Niestety moja siostra okazuje się jeszcze bardziej złośliwa i musiała jakoś poinformować Louisa o tym, że Brian odkrył prawdę, bo także i na jego wiadomości nie odpowiada. A nawet numer, który on posiadał nagle przestał istnieć.

Nie zamierzamy się jednak poddawać.

Zwołujemy wszystkich swoich ludzi i przekazuje mu ten okrąg, w którym może być Ava.

Jest to wielka okolica, ale nie ważne. Odnajdę żonę choćbym miał przeszukać każdy dom po kolei.

Pov Ava

− No jedz – zachęca mnie Louis. Ja jednak usilnie staram się go ignorować. Moja złość na niego tylko wzrasta. Nie chcę nawet myśleć co teraz czuje Niall. – No weź, jak jesteś głodna to nasze dziecko też jest.

− Ono nie jest twoje! – krzyczę gwałtownie wstając.
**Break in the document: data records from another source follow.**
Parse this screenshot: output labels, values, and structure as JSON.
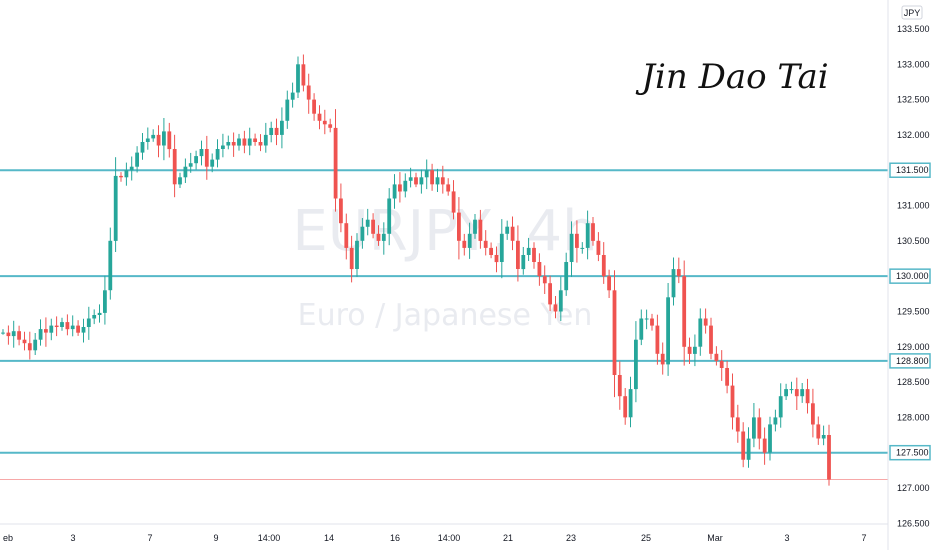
{
  "watermark": {
    "symbol": "EURJPY, 4h",
    "name": "Euro / Japanese Yen"
  },
  "signature": "Jin Dao Tai",
  "currency_badge": "JPY",
  "colors": {
    "up": "#26a69a",
    "down": "#ef5350",
    "level_line": "#56b8c8",
    "last_price_line": "#f7a8a8"
  },
  "chart_data": {
    "type": "candlestick",
    "symbol": "EURJPY",
    "timeframe": "4h",
    "ylim": [
      126.5,
      133.6
    ],
    "y_ticks": [
      "133.500",
      "133.000",
      "132.500",
      "132.000",
      "131.500",
      "131.000",
      "130.500",
      "130.000",
      "129.500",
      "129.000",
      "128.500",
      "128.000",
      "127.500",
      "127.000",
      "126.500"
    ],
    "x_tick_labels": [
      "eb",
      "3",
      "7",
      "9",
      "14:00",
      "14",
      "16",
      "14:00",
      "21",
      "23",
      "25",
      "Mar",
      "3",
      "7"
    ],
    "horizontal_levels": [
      {
        "label": "131.500",
        "value": 131.5
      },
      {
        "label": "130.000",
        "value": 130.0
      },
      {
        "label": "128.800",
        "value": 128.8
      },
      {
        "label": "127.500",
        "value": 127.5
      }
    ],
    "last_price": 127.12,
    "closes": [
      129.2,
      129.15,
      129.22,
      129.1,
      129.05,
      128.95,
      129.1,
      129.25,
      129.2,
      129.3,
      129.28,
      129.35,
      129.25,
      129.3,
      129.2,
      129.28,
      129.4,
      129.45,
      129.48,
      129.8,
      130.5,
      131.42,
      131.4,
      131.5,
      131.55,
      131.75,
      131.9,
      131.95,
      132.0,
      131.85,
      132.05,
      131.8,
      131.3,
      131.4,
      131.55,
      131.6,
      131.7,
      131.8,
      131.55,
      131.65,
      131.8,
      131.85,
      131.9,
      131.85,
      131.95,
      131.85,
      131.95,
      131.9,
      131.85,
      132.0,
      132.1,
      132.0,
      132.2,
      132.5,
      132.6,
      133.0,
      132.7,
      132.5,
      132.3,
      132.2,
      132.15,
      132.1,
      131.1,
      130.75,
      130.4,
      130.1,
      130.5,
      130.7,
      130.8,
      130.6,
      130.5,
      130.6,
      131.1,
      131.3,
      131.2,
      131.35,
      131.4,
      131.3,
      131.4,
      131.5,
      131.3,
      131.4,
      131.3,
      131.2,
      130.9,
      130.5,
      130.4,
      130.6,
      130.8,
      130.5,
      130.4,
      130.3,
      130.2,
      130.6,
      130.7,
      130.5,
      130.1,
      130.3,
      130.4,
      130.2,
      130.0,
      129.9,
      129.6,
      129.5,
      129.8,
      130.2,
      130.6,
      130.4,
      130.4,
      130.75,
      130.5,
      130.3,
      130.0,
      129.8,
      128.6,
      128.3,
      128.0,
      128.4,
      129.1,
      129.4,
      129.4,
      129.3,
      128.9,
      128.75,
      129.7,
      130.1,
      130.0,
      129.0,
      128.9,
      129.0,
      129.4,
      129.3,
      128.9,
      128.8,
      128.7,
      128.45,
      128.0,
      127.8,
      127.4,
      127.7,
      128.0,
      127.7,
      127.5,
      127.9,
      128.0,
      128.3,
      128.4,
      128.4,
      128.3,
      128.4,
      128.2,
      127.9,
      127.7,
      127.75,
      127.12
    ]
  }
}
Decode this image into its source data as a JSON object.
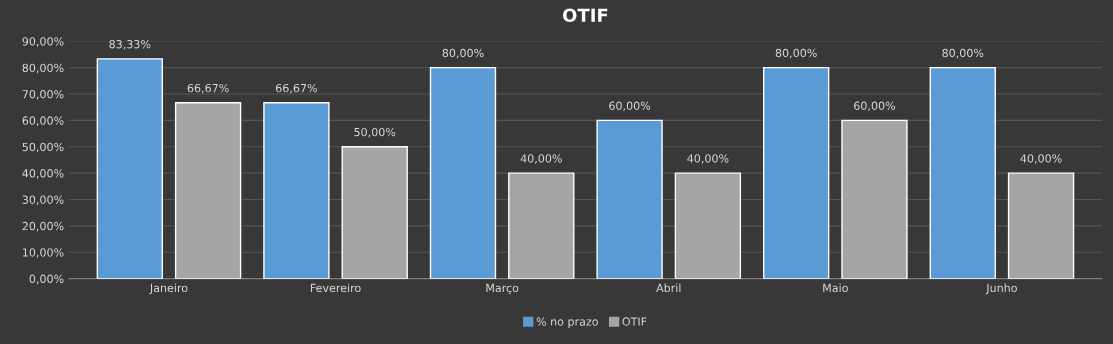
{
  "chart_data": {
    "type": "bar",
    "title": "OTIF",
    "categories": [
      "Janeiro",
      "Fevereiro",
      "Março",
      "Abril",
      "Maio",
      "Junho"
    ],
    "series": [
      {
        "name": "% no prazo",
        "color": "#5b9bd5",
        "values": [
          83.33,
          66.67,
          80,
          60,
          80,
          80
        ],
        "value_labels": [
          "83,33%",
          "66,67%",
          "80,00%",
          "60,00%",
          "80,00%",
          "80,00%"
        ]
      },
      {
        "name": "OTIF",
        "color": "#a5a5a5",
        "values": [
          66.67,
          50,
          40,
          40,
          60,
          40
        ],
        "value_labels": [
          "66,67%",
          "50,00%",
          "40,00%",
          "40,00%",
          "60,00%",
          "40,00%"
        ]
      }
    ],
    "ylim": [
      0,
      90
    ],
    "yticks": [
      {
        "value": 0,
        "label": "0,00%"
      },
      {
        "value": 10,
        "label": "10,00%"
      },
      {
        "value": 20,
        "label": "20,00%"
      },
      {
        "value": 30,
        "label": "30,00%"
      },
      {
        "value": 40,
        "label": "40,00%"
      },
      {
        "value": 50,
        "label": "50,00%"
      },
      {
        "value": 60,
        "label": "60,00%"
      },
      {
        "value": 70,
        "label": "70,00%"
      },
      {
        "value": 80,
        "label": "80,00%"
      },
      {
        "value": 90,
        "label": "90,00%"
      }
    ],
    "grid": "y",
    "legend": "bottom"
  }
}
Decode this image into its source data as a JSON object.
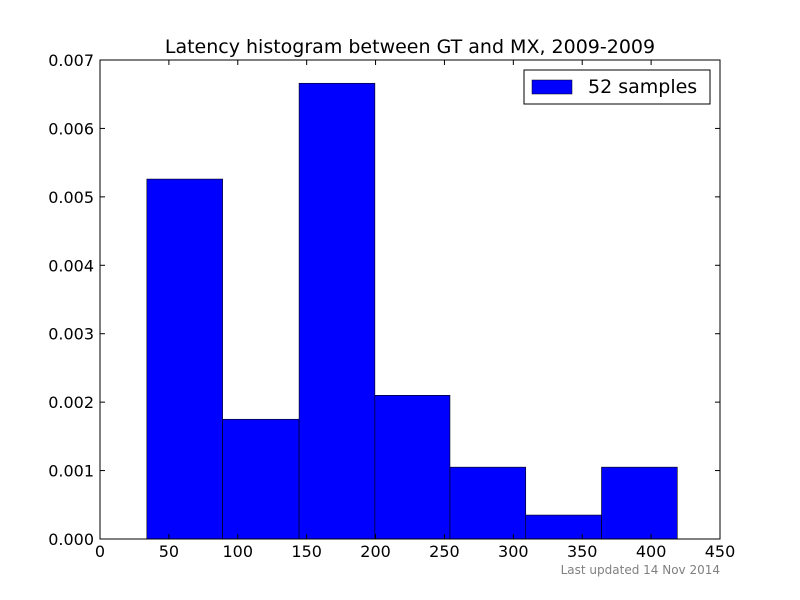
{
  "chart_data": {
    "type": "bar",
    "title": "Latency histogram between GT and MX, 2009-2009",
    "xlabel": "",
    "ylabel": "",
    "xlim": [
      0,
      450
    ],
    "ylim": [
      0,
      0.007
    ],
    "x_ticks": [
      "0",
      "50",
      "100",
      "150",
      "200",
      "250",
      "300",
      "350",
      "400",
      "450"
    ],
    "y_ticks": [
      "0.000",
      "0.001",
      "0.002",
      "0.003",
      "0.004",
      "0.005",
      "0.006",
      "0.007"
    ],
    "grid": false,
    "legend_position": "top-right",
    "bins": [
      {
        "start": 34,
        "end": 89,
        "value": 0.00526
      },
      {
        "start": 89,
        "end": 144.5,
        "value": 0.00175
      },
      {
        "start": 144.5,
        "end": 199.5,
        "value": 0.00666
      },
      {
        "start": 199.5,
        "end": 254,
        "value": 0.0021
      },
      {
        "start": 254,
        "end": 309,
        "value": 0.00105
      },
      {
        "start": 309,
        "end": 364,
        "value": 0.00035
      },
      {
        "start": 364,
        "end": 419,
        "value": 0.00105
      }
    ],
    "series": [
      {
        "name": "52 samples",
        "color": "#0000ff"
      }
    ]
  },
  "footer": {
    "text": "Last updated 14 Nov 2014"
  }
}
Nie pozwolę by on przywłaszczył sobie moje dziecko. Ono już ma ojca i nie potrzebuje innego.

− Jest, bo uznałem, że pozwolę ci urodzić. Doceń to, bo na samym początku miałem zupełnie inny pomysł i dobrze o tym wiesz – nigdy nie zapomnę jak chciał pozwolić mi poronić. Gdyby wtedy nie było przy mnie Briana to nie wiem jak by się to skończyło.

− Za kogo ty się uważasz, że chcesz decydować o moim ciele?

− Przestańmy się wreszcie kłócić, bo do niczego to nie prowadzi – opadam zirytowana na krzesło.

To już zbyt długo trwa, z każdym kolejnym dniem coraz gorzej się czuję. Tracę już nadzieję, że Niall mnie odnajdzie, a może on w ogóle mnie nie szuka? Odpuścił sobie po zobaczeniu tej fotografii.

Nagle mój wzrok ląduje na nożu leżącym koło Louisa. Wygląda na dość ostry.

Kurwa, do tej pory byłam przekonana, że uda mi się tego uniknąć, ale zbyt długo już to trwa.

− Nie dasz mu odczuć, że nie jest twoje – zaczynam by odwrócić jego uwagę. Wstaje też i do niego podchodzę. Opieram się o stół koło niego i chwytam te nóż.

− Dla ciebie wychowam to dziecko jak swoje – mówi patrząc mi w oczy, a ja to wykorzystuję i wbijam mu nóż w brzuch.